Of course, Kiss annihilates both these sets of wimps with one giant ball of fire, but that's another column.

1 comment:

  1. I loved this article. Especially the last line.

    I came to know Judas Priest after their glory days were long past, and Halford had come out of the closet. I was aware of the mega hits from the '80s from my childhood, but I didn't really start listening to them in earnest until my college days were wheezing their last gasp. I don't really think much about the guitar tone, or necessarily care who is playing what. All I know is that there are some dudes seriously rocking out and playing tightly written, catchy tunes about being awesome, which makes me happy. And I giggle a little every time sex comes up in one of their songs, thinking about all of the homophobic metal head dudes who I went to school with, who must have been so confused when Halford came out.
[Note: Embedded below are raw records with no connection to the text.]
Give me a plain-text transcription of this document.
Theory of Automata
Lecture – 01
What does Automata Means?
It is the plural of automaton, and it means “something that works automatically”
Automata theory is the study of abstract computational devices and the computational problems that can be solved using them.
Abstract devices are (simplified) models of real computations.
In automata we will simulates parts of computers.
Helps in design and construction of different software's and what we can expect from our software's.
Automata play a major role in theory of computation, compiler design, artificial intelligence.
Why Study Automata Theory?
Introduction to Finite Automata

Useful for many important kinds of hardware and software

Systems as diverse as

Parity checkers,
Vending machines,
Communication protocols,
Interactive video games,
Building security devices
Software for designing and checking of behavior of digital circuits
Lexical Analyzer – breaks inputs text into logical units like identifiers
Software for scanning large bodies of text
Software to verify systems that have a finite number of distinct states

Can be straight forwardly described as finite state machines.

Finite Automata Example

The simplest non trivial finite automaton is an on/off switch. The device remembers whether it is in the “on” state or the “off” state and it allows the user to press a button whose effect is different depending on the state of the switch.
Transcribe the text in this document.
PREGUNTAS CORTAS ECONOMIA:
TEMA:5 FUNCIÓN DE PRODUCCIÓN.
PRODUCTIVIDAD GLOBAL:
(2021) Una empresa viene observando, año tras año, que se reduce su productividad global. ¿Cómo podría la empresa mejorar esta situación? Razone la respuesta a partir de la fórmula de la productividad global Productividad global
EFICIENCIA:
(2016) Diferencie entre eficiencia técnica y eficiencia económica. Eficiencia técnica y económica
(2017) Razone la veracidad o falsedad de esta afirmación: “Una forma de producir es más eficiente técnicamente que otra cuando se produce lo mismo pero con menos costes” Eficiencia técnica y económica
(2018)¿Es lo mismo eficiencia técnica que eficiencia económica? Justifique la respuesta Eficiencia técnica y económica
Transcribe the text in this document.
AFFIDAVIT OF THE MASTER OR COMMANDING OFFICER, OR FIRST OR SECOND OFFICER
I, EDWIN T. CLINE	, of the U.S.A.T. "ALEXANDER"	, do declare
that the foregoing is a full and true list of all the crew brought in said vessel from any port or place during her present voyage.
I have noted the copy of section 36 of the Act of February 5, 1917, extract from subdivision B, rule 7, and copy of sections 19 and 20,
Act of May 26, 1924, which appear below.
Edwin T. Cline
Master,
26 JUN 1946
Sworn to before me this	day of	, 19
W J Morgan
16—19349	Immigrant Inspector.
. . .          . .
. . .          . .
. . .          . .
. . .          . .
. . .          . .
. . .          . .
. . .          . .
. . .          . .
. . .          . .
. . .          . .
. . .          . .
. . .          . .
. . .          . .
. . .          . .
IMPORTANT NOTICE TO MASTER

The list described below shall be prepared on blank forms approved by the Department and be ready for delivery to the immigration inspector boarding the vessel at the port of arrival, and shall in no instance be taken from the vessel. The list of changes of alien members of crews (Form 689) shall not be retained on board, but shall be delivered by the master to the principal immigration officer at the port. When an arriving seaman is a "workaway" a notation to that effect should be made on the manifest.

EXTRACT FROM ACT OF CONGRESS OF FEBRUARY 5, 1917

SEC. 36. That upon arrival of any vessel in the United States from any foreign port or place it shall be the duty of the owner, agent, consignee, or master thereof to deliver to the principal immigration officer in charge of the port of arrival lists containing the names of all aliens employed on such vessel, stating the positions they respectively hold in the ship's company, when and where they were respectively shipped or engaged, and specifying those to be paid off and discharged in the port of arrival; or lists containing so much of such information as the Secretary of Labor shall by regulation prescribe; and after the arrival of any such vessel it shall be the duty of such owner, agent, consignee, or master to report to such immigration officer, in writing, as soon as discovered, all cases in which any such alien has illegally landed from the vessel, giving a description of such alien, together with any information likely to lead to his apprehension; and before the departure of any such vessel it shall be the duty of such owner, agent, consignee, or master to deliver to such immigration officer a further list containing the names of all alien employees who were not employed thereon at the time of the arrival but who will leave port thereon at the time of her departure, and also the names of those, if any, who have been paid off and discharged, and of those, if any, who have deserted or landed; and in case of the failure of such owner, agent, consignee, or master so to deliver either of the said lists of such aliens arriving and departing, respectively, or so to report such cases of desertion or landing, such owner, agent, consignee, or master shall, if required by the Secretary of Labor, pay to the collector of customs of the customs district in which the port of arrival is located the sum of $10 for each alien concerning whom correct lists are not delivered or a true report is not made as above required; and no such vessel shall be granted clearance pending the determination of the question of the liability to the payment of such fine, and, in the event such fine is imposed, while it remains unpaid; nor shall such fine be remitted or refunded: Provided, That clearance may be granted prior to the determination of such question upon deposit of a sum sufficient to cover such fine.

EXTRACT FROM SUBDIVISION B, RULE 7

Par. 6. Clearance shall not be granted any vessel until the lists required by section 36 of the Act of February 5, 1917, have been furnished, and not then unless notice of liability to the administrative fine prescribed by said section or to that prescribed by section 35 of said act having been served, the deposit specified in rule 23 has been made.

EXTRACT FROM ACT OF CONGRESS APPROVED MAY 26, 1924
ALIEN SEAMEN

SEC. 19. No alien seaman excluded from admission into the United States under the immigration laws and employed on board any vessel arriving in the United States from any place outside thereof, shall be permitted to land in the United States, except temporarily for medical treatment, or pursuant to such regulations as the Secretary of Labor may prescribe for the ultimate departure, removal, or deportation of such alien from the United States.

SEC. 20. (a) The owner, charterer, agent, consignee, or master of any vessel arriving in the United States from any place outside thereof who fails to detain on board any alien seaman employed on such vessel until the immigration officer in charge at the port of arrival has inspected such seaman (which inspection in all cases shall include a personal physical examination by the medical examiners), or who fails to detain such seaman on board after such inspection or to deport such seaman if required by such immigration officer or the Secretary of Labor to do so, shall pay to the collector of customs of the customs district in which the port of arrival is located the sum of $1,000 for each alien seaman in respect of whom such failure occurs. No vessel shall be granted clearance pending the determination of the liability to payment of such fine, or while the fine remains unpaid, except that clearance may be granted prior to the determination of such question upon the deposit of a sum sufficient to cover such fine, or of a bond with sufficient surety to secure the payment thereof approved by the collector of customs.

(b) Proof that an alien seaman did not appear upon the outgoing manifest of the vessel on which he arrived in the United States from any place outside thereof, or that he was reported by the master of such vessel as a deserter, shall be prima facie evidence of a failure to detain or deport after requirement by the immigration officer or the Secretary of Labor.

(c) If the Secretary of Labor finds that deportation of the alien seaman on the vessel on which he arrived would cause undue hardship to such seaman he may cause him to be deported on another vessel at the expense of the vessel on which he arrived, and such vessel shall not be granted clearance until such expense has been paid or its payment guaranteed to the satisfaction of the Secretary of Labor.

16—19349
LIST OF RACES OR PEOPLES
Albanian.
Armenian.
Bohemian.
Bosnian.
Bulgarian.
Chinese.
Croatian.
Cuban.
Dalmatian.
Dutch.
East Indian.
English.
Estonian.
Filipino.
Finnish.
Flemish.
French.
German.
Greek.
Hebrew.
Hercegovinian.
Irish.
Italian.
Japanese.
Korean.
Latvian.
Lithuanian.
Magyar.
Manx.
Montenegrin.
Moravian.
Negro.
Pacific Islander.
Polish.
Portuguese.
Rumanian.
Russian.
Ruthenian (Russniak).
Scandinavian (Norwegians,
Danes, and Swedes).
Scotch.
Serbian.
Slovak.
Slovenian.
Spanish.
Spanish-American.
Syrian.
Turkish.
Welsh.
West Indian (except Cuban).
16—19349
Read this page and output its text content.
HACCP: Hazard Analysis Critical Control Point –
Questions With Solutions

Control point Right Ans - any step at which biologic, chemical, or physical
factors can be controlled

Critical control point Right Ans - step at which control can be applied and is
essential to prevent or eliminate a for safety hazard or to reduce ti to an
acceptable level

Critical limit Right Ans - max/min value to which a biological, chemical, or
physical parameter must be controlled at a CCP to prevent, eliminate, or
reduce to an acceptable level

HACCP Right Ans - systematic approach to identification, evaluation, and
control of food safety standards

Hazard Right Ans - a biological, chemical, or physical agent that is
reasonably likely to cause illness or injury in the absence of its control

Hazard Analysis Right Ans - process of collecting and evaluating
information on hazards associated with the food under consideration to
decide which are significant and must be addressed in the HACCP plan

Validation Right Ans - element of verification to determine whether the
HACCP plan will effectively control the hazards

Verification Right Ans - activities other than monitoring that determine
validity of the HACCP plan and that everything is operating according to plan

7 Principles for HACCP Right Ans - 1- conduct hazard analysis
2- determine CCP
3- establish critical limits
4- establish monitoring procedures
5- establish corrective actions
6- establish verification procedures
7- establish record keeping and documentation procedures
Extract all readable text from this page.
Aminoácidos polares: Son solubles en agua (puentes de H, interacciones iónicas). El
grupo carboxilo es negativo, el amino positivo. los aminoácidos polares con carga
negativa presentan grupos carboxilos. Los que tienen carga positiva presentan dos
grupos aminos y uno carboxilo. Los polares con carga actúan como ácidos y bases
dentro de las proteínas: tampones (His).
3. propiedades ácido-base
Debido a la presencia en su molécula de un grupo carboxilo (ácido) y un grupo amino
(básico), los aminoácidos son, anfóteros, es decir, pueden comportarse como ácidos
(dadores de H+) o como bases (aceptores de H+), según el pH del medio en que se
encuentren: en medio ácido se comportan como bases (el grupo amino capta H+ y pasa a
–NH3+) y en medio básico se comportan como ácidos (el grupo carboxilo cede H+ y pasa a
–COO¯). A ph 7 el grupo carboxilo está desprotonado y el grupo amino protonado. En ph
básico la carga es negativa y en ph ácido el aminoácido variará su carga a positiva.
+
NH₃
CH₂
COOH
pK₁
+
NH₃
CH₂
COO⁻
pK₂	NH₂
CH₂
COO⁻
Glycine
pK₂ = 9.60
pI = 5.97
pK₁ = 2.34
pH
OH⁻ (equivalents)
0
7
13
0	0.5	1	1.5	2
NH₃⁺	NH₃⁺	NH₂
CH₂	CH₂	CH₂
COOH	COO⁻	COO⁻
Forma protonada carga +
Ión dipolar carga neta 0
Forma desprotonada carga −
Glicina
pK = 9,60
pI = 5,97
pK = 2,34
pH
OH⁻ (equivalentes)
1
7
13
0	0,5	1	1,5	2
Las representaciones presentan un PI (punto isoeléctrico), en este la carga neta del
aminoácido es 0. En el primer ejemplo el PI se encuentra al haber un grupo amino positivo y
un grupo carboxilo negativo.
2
    Maiden is OK the way Led Zeppelin is OK. If it comes on, I'll listen to it, but the swords and sorcery stuff just isn't my bag. They have this meandering sound that comes with epic-ness, and like Zeppelin, it's just not focused enough for me. The songs have great moments, but you have to sit through a lot of other stuff to get to it. Like "Run To The Hills" has a great chorus, but then I have to sit through the verses about Indians to get to the rocking out. Priest is all about the rockin', and that suits me just fine. I have a short attention span, I guess.